You Shall Know Our Velocity!, by Dave Eggers

This is the first Dave Eggers book I've read, and my main reaction: Wow. I can't believe I haven't read his work until now. Real literature wraps indelible truths in a story that pulls you in so strongly the truths hit you shockingly hard. This is exactly what this book does. The book is written in first person by Will, a 27 year old man who's life has been turned upside down by a sudden financial windfall, the death of one of his closest friends and his subsequent beating by three men in rural Wisconsin. He enlists his remaining closest friend, Hand, to join him on a cross-planetary trip on which he plans to give away $36,000 to those who seem to be in need. They start out in Senegal and end in Latvia, and we get every detail of their seven day trek.

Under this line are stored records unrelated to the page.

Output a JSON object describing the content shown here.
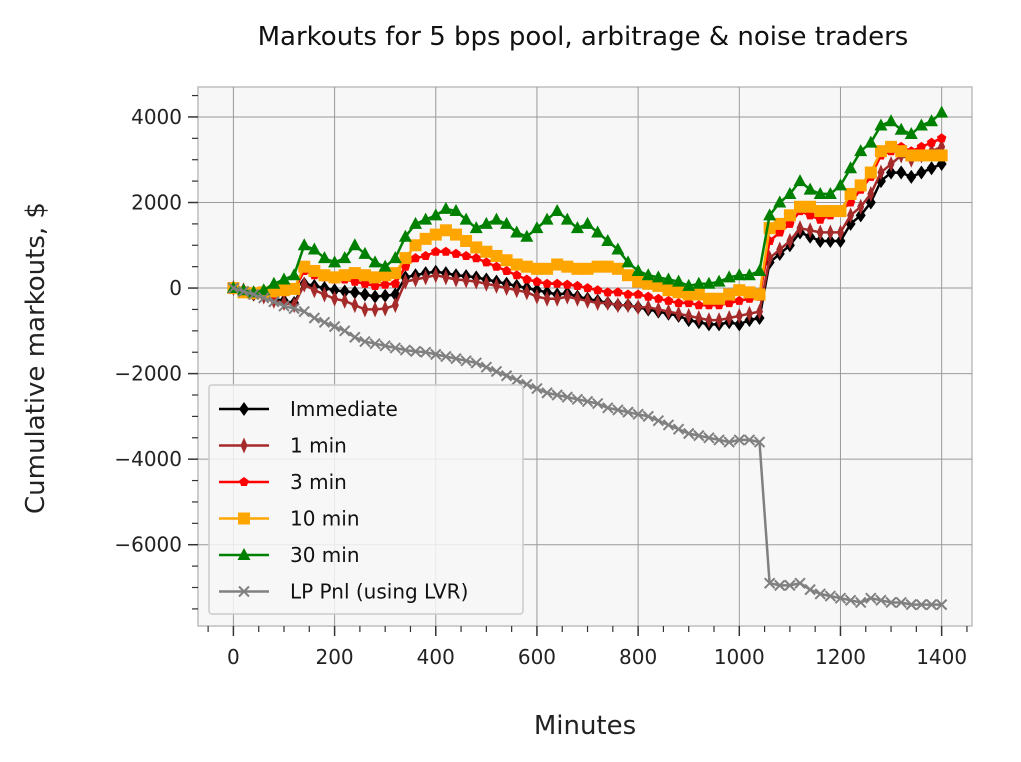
{
  "chart_data": {
    "type": "line",
    "title": "Markouts for 5 bps pool, arbitrage & noise traders",
    "xlabel": "Minutes",
    "ylabel": "Cumulative markouts, $",
    "xlim": [
      -70,
      1460
    ],
    "ylim": [
      -7900,
      4700
    ],
    "xticks": [
      0,
      200,
      400,
      600,
      800,
      1000,
      1200,
      1400
    ],
    "yticks": [
      -6000,
      -4000,
      -2000,
      0,
      2000,
      4000
    ],
    "xtick_labels": [
      "0",
      "200",
      "400",
      "600",
      "800",
      "1000",
      "1200",
      "1400"
    ],
    "ytick_labels": [
      "−6000",
      "−4000",
      "−2000",
      "0",
      "2000",
      "4000"
    ],
    "grid": true,
    "legend_position": "lower-left",
    "x": [
      0,
      20,
      40,
      60,
      80,
      100,
      120,
      140,
      160,
      180,
      200,
      220,
      240,
      260,
      280,
      300,
      320,
      340,
      360,
      380,
      400,
      420,
      440,
      460,
      480,
      500,
      520,
      540,
      560,
      580,
      600,
      620,
      640,
      660,
      680,
      700,
      720,
      740,
      760,
      780,
      800,
      820,
      840,
      860,
      880,
      900,
      920,
      940,
      960,
      980,
      1000,
      1020,
      1040,
      1060,
      1080,
      1100,
      1120,
      1140,
      1160,
      1180,
      1200,
      1220,
      1240,
      1260,
      1280,
      1300,
      1320,
      1340,
      1360,
      1380,
      1400
    ],
    "series": [
      {
        "name": "Immediate",
        "color": "#000000",
        "marker": "diamond",
        "values": [
          0,
          -60,
          -150,
          -180,
          -250,
          -300,
          -350,
          100,
          50,
          0,
          -50,
          -80,
          -100,
          -150,
          -200,
          -180,
          -150,
          250,
          300,
          350,
          380,
          350,
          300,
          280,
          250,
          200,
          150,
          100,
          50,
          0,
          -50,
          -100,
          -150,
          -120,
          -200,
          -250,
          -300,
          -350,
          -400,
          -400,
          -450,
          -500,
          -550,
          -600,
          -650,
          -750,
          -800,
          -850,
          -850,
          -800,
          -850,
          -750,
          -700,
          600,
          800,
          1000,
          1300,
          1200,
          1100,
          1100,
          1100,
          1500,
          1700,
          2000,
          2500,
          2700,
          2700,
          2600,
          2700,
          2800,
          2900
        ]
      },
      {
        "name": "1 min",
        "color": "#a52a2a",
        "marker": "thin-diamond",
        "values": [
          0,
          -50,
          -120,
          -200,
          -300,
          -350,
          -400,
          80,
          -50,
          -150,
          -250,
          -300,
          -400,
          -500,
          -500,
          -480,
          -400,
          150,
          200,
          250,
          300,
          250,
          200,
          180,
          150,
          100,
          50,
          0,
          -50,
          -100,
          -200,
          -250,
          -250,
          -200,
          -250,
          -300,
          -350,
          -350,
          -400,
          -400,
          -450,
          -450,
          -500,
          -550,
          -600,
          -650,
          -700,
          -750,
          -750,
          -700,
          -650,
          -600,
          -550,
          700,
          900,
          1100,
          1400,
          1350,
          1300,
          1300,
          1300,
          1700,
          1900,
          2200,
          2700,
          2900,
          3100,
          3000,
          3100,
          3200,
          3300
        ]
      },
      {
        "name": "3 min",
        "color": "#ff0000",
        "marker": "pentagon",
        "values": [
          0,
          -40,
          -80,
          -120,
          -150,
          -100,
          -50,
          400,
          300,
          250,
          200,
          200,
          150,
          100,
          50,
          80,
          100,
          500,
          700,
          750,
          850,
          850,
          800,
          750,
          700,
          600,
          500,
          400,
          300,
          200,
          150,
          100,
          100,
          80,
          50,
          0,
          -50,
          -100,
          -100,
          -150,
          -150,
          -200,
          -250,
          -300,
          -350,
          -350,
          -400,
          -400,
          -400,
          -350,
          -300,
          -250,
          -200,
          1100,
          1300,
          1500,
          1800,
          1700,
          1600,
          1700,
          1800,
          2000,
          2300,
          2600,
          3100,
          3200,
          3300,
          3200,
          3300,
          3400,
          3500
        ]
      },
      {
        "name": "10 min",
        "color": "#ffa500",
        "marker": "square",
        "values": [
          0,
          -100,
          -120,
          -100,
          -80,
          -50,
          -20,
          500,
          400,
          300,
          250,
          300,
          350,
          300,
          250,
          300,
          350,
          700,
          1000,
          1150,
          1250,
          1350,
          1250,
          1100,
          950,
          850,
          750,
          650,
          550,
          500,
          450,
          450,
          550,
          500,
          450,
          450,
          500,
          500,
          450,
          300,
          150,
          100,
          50,
          -50,
          -100,
          -150,
          -150,
          -250,
          -250,
          -150,
          -50,
          -100,
          -150,
          1400,
          1500,
          1700,
          1900,
          1900,
          1800,
          1800,
          1800,
          2200,
          2400,
          2700,
          3200,
          3300,
          3200,
          3100,
          3100,
          3100,
          3100
        ]
      },
      {
        "name": "30 min",
        "color": "#008000",
        "marker": "triangle",
        "values": [
          0,
          -50,
          -100,
          -50,
          100,
          200,
          300,
          1000,
          900,
          700,
          600,
          700,
          1000,
          800,
          600,
          500,
          700,
          1200,
          1500,
          1600,
          1700,
          1850,
          1800,
          1600,
          1400,
          1500,
          1600,
          1500,
          1300,
          1200,
          1400,
          1600,
          1800,
          1600,
          1400,
          1500,
          1300,
          1100,
          900,
          600,
          400,
          300,
          250,
          200,
          150,
          50,
          100,
          100,
          150,
          250,
          300,
          300,
          400,
          1700,
          2000,
          2200,
          2500,
          2300,
          2200,
          2200,
          2400,
          2800,
          3200,
          3400,
          3800,
          3900,
          3700,
          3600,
          3800,
          3900,
          4100
        ]
      },
      {
        "name": "LP Pnl (using LVR)",
        "color": "#808080",
        "marker": "x",
        "values": [
          0,
          -80,
          -150,
          -230,
          -320,
          -420,
          -480,
          -550,
          -700,
          -800,
          -900,
          -1000,
          -1150,
          -1250,
          -1300,
          -1350,
          -1400,
          -1450,
          -1480,
          -1500,
          -1550,
          -1600,
          -1650,
          -1700,
          -1750,
          -1850,
          -1950,
          -2050,
          -2150,
          -2250,
          -2350,
          -2450,
          -2500,
          -2550,
          -2600,
          -2650,
          -2700,
          -2800,
          -2850,
          -2900,
          -2950,
          -3000,
          -3100,
          -3200,
          -3300,
          -3400,
          -3450,
          -3500,
          -3550,
          -3600,
          -3550,
          -3550,
          -3600,
          -6900,
          -6950,
          -6950,
          -6900,
          -7050,
          -7150,
          -7200,
          -7250,
          -7300,
          -7350,
          -7250,
          -7300,
          -7350,
          -7350,
          -7400,
          -7400,
          -7400,
          -7400
        ]
      }
    ]
  }
}
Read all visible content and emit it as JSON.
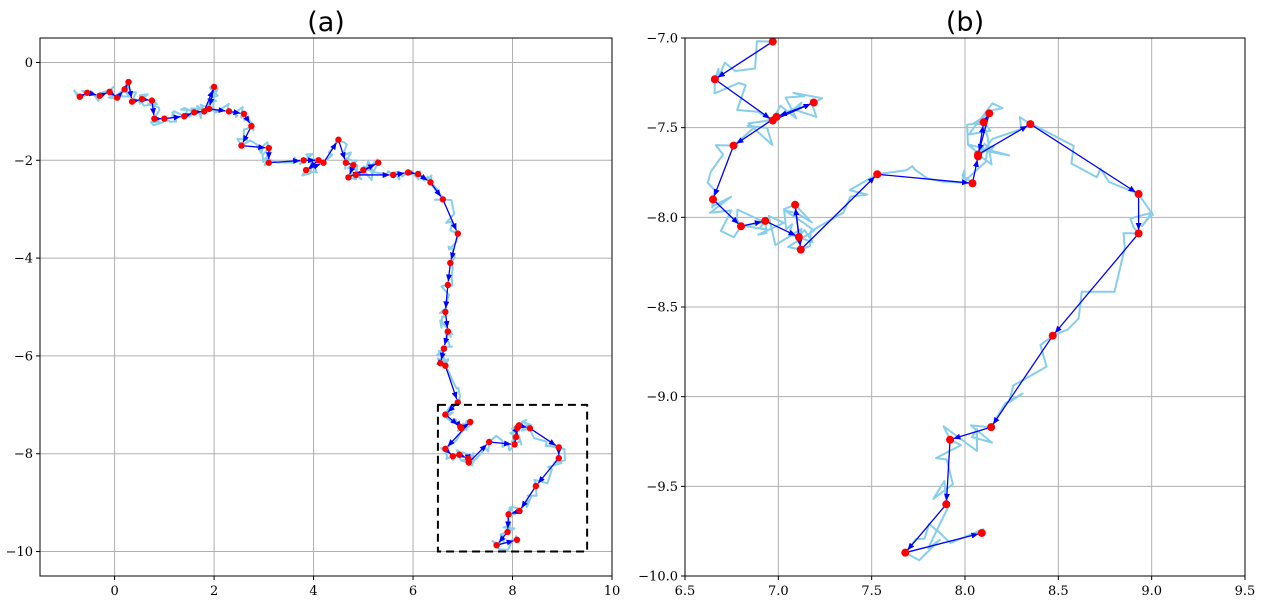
{
  "chart_data": [
    {
      "id": "a",
      "type": "line",
      "title": "(a)",
      "xlabel": "",
      "ylabel": "",
      "xlim": [
        -1.5,
        10
      ],
      "ylim": [
        -10.5,
        0.5
      ],
      "xticks": [
        0,
        2,
        4,
        6,
        8,
        10
      ],
      "yticks": [
        0,
        -2,
        -4,
        -6,
        -8,
        -10
      ],
      "xtick_labels": [
        "0",
        "2",
        "4",
        "6",
        "8",
        "10"
      ],
      "ytick_labels": [
        "0",
        "−2",
        "−4",
        "−6",
        "−8",
        "−10"
      ],
      "grid": true,
      "trace_color": "#87ceeb",
      "path_color": "#0000ff",
      "point_color": "#ff0000",
      "zoom_box": {
        "x": [
          6.5,
          9.5
        ],
        "y": [
          -10.0,
          -7.0
        ]
      },
      "series": [
        {
          "values": [
            [
              -0.7,
              -0.7
            ],
            [
              -0.55,
              -0.62
            ],
            [
              -0.3,
              -0.68
            ],
            [
              -0.1,
              -0.6
            ],
            [
              0.05,
              -0.72
            ],
            [
              0.2,
              -0.55
            ],
            [
              0.28,
              -0.4
            ],
            [
              0.35,
              -0.8
            ],
            [
              0.55,
              -0.75
            ],
            [
              0.75,
              -0.78
            ],
            [
              0.8,
              -1.15
            ],
            [
              1.0,
              -1.15
            ],
            [
              1.4,
              -1.1
            ],
            [
              1.6,
              -1.02
            ],
            [
              1.8,
              -1.0
            ],
            [
              2.0,
              -0.5
            ],
            [
              1.9,
              -0.95
            ],
            [
              2.3,
              -1.0
            ],
            [
              2.6,
              -1.05
            ],
            [
              2.75,
              -1.3
            ],
            [
              2.55,
              -1.7
            ],
            [
              3.1,
              -1.75
            ],
            [
              3.1,
              -2.05
            ],
            [
              3.8,
              -2.0
            ],
            [
              4.1,
              -2.0
            ],
            [
              3.85,
              -2.2
            ],
            [
              4.2,
              -2.05
            ],
            [
              4.5,
              -1.58
            ],
            [
              4.65,
              -2.05
            ],
            [
              4.8,
              -2.1
            ],
            [
              4.7,
              -2.35
            ],
            [
              5.0,
              -2.2
            ],
            [
              5.3,
              -2.05
            ],
            [
              4.85,
              -2.3
            ],
            [
              5.6,
              -2.3
            ],
            [
              5.9,
              -2.25
            ],
            [
              6.1,
              -2.28
            ],
            [
              6.35,
              -2.45
            ],
            [
              6.6,
              -2.8
            ],
            [
              6.9,
              -3.5
            ],
            [
              6.75,
              -4.1
            ],
            [
              6.7,
              -4.55
            ],
            [
              6.65,
              -5.1
            ],
            [
              6.7,
              -5.5
            ],
            [
              6.62,
              -5.85
            ],
            [
              6.55,
              -6.15
            ],
            [
              6.65,
              -6.2
            ],
            [
              6.9,
              -6.95
            ],
            [
              6.65,
              -7.2
            ],
            [
              6.95,
              -7.45
            ],
            [
              6.97,
              -7.48
            ],
            [
              7.15,
              -7.35
            ],
            [
              6.65,
              -7.9
            ],
            [
              6.8,
              -8.05
            ],
            [
              6.93,
              -8.02
            ],
            [
              7.11,
              -8.1
            ],
            [
              7.12,
              -8.18
            ],
            [
              7.53,
              -7.76
            ],
            [
              8.04,
              -7.81
            ],
            [
              8.07,
              -7.66
            ],
            [
              8.1,
              -7.47
            ],
            [
              8.13,
              -7.42
            ],
            [
              8.35,
              -7.48
            ],
            [
              8.93,
              -7.87
            ],
            [
              8.93,
              -8.09
            ],
            [
              8.47,
              -8.66
            ],
            [
              8.14,
              -9.17
            ],
            [
              7.92,
              -9.24
            ],
            [
              7.9,
              -9.6
            ],
            [
              7.68,
              -9.87
            ],
            [
              8.09,
              -9.76
            ]
          ]
        }
      ]
    },
    {
      "id": "b",
      "type": "line",
      "title": "(b)",
      "xlabel": "",
      "ylabel": "",
      "xlim": [
        6.5,
        9.5
      ],
      "ylim": [
        -10.0,
        -7.0
      ],
      "xticks": [
        6.5,
        7.0,
        7.5,
        8.0,
        8.5,
        9.0,
        9.5
      ],
      "yticks": [
        -7.0,
        -7.5,
        -8.0,
        -8.5,
        -9.0,
        -9.5,
        -10.0
      ],
      "xtick_labels": [
        "6.5",
        "7.0",
        "7.5",
        "8.0",
        "8.5",
        "9.0",
        "9.5"
      ],
      "ytick_labels": [
        "−7.0",
        "−7.5",
        "−8.0",
        "−8.5",
        "−9.0",
        "−9.5",
        "−10.0"
      ],
      "grid": true,
      "trace_color": "#87ceeb",
      "path_color": "#0000ff",
      "point_color": "#ff0000",
      "series": [
        {
          "values": [
            [
              6.97,
              -7.02
            ],
            [
              6.66,
              -7.23
            ],
            [
              6.97,
              -7.46
            ],
            [
              7.19,
              -7.36
            ],
            [
              6.99,
              -7.44
            ],
            [
              6.76,
              -7.6
            ],
            [
              6.65,
              -7.9
            ],
            [
              6.8,
              -8.05
            ],
            [
              6.93,
              -8.02
            ],
            [
              7.11,
              -8.11
            ],
            [
              7.09,
              -7.93
            ],
            [
              7.12,
              -8.18
            ],
            [
              7.53,
              -7.76
            ],
            [
              8.04,
              -7.81
            ],
            [
              8.07,
              -7.66
            ],
            [
              8.1,
              -7.47
            ],
            [
              8.13,
              -7.42
            ],
            [
              8.07,
              -7.65
            ],
            [
              8.35,
              -7.48
            ],
            [
              8.93,
              -7.87
            ],
            [
              8.93,
              -8.09
            ],
            [
              8.47,
              -8.66
            ],
            [
              8.14,
              -9.17
            ],
            [
              7.92,
              -9.24
            ],
            [
              7.9,
              -9.6
            ],
            [
              7.68,
              -9.87
            ],
            [
              8.09,
              -9.76
            ]
          ]
        }
      ]
    }
  ]
}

Throughout, Will is caught up inside his own head. He holds imaginary conversations with those around him, remembers the painful events that precipitated the trip, explores his feelings about life, and death. The truths Eggers describes involve what it means to be ready to die, the solitariness one can feel even when being incredibly intimate with another human being, the desire to do anything and be everything all at once. I was struck most of all by Will's "paralysis of possibility," a phrase I myself conjured a few years ago when faced with certain life decisions. The money opened up infinite opportunities for Will, and suddenly he was paralyzed by the inability to choose. He yearned for limitations, clear-cut borders that pushed him into a definite direction. It's a feeling I can relate to.